Profitable App Profiles - header row

In the exercise here:

https://app.dataquest.io/m/350/guided-project%3A-profitable-app-profiles-for-the-app-store-and-google-play-markets/5/removing-duplicate-entries-part-two

it was stated :

Loop through the Google Play data set (make sure you don’t include the header row).

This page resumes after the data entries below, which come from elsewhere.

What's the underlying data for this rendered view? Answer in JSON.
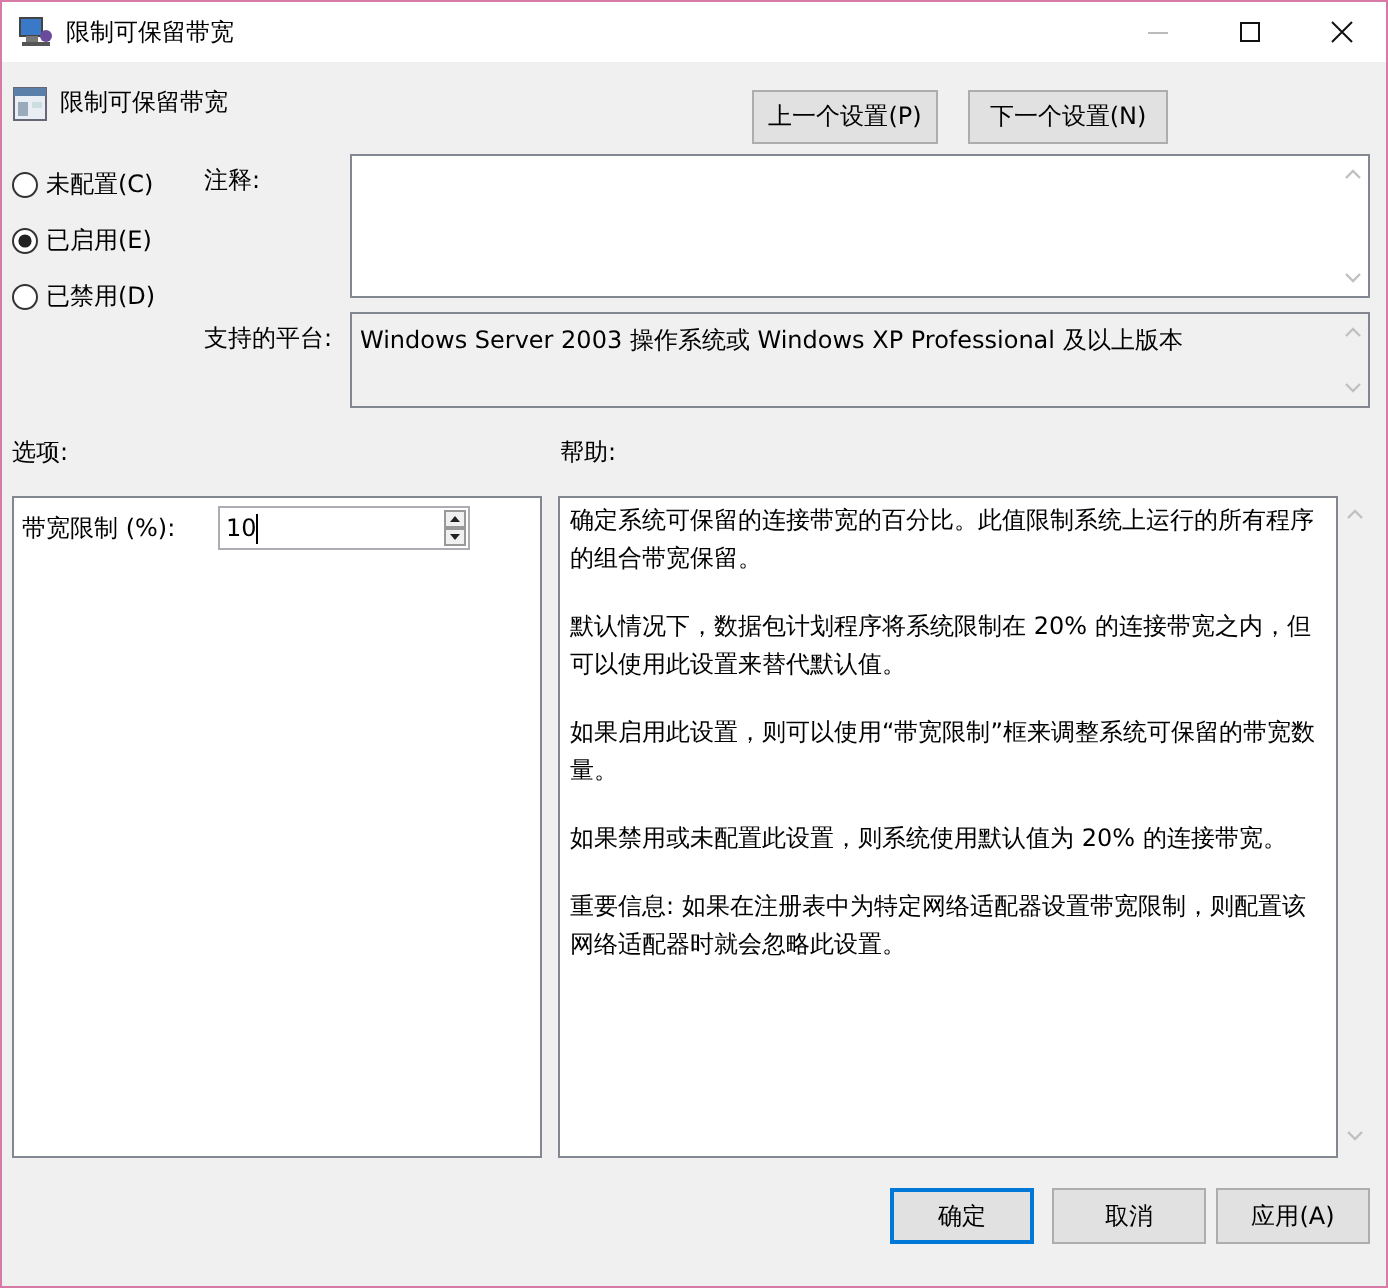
{
  "window": {
    "title": "限制可保留带宽"
  },
  "header": {
    "title": "限制可保留带宽"
  },
  "nav_buttons": [
    {
      "label": "上一个设置(P)"
    },
    {
      "label": "下一个设置(N)"
    }
  ],
  "state_options": [
    {
      "label": "未配置(C)",
      "selected": false
    },
    {
      "label": "已启用(E)",
      "selected": true
    },
    {
      "label": "已禁用(D)",
      "selected": false
    }
  ],
  "comment": {
    "label": "注释:"
  },
  "platform": {
    "label": "支持的平台:",
    "value": "Windows Server 2003 操作系统或 Windows XP Professional 及以上版本"
  },
  "options": {
    "label": "选项:",
    "fields": [
      {
        "label": "带宽限制 (%):",
        "value": "10"
      }
    ]
  },
  "help": {
    "label": "帮助:",
    "paragraphs": [
      "确定系统可保留的连接带宽的百分比。此值限制系统上运行的所有程序的组合带宽保留。",
      "默认情况下，数据包计划程序将系统限制在 20% 的连接带宽之内，但可以使用此设置来替代默认值。",
      "如果启用此设置，则可以使用“带宽限制”框来调整系统可保留的带宽数量。",
      "如果禁用或未配置此设置，则系统使用默认值为 20% 的连接带宽。",
      "重要信息: 如果在注册表中为特定网络适配器设置带宽限制，则配置该网络适配器时就会忽略此设置。"
    ]
  },
  "buttons": [
    {
      "label": "确定",
      "default": true
    },
    {
      "label": "取消",
      "default": false
    },
    {
      "label": "应用(A)",
      "default": false
    }
  ]
}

However I do not see where this is being achieved in this function; if somebody could advise please? ‘Name = app[0]’ looks to me like it is taking from the header row, so I am a bit confused.

duplicate_apps = []
unique_apps = []

for app in android:
    name = app[0]
    if name in unique_apps:
        duplicate_apps.append(name)
    else:
        unique_apps.append(name)
    
print('Number of duplicate apps:', len(duplicate_apps))
print('\n')
print('Examples of duplicate apps:', duplicate_apps[:15])

This function:

def explore_data(dataset, start, end, rows_and_columns=False):
    dataset_slice = dataset[start:end]    
    for row in dataset_slice:
        print(row)
        print('\n') # adds a new (empty) line after each row

    if rows_and_columns:
        print('Number of rows:', len(dataset))
        print('Number of columns:', len(dataset[0]))

It was stated:

dataset shouldn’t have a header row, otherwise the function will print the wrong number of rows (one more row compared to the actual length).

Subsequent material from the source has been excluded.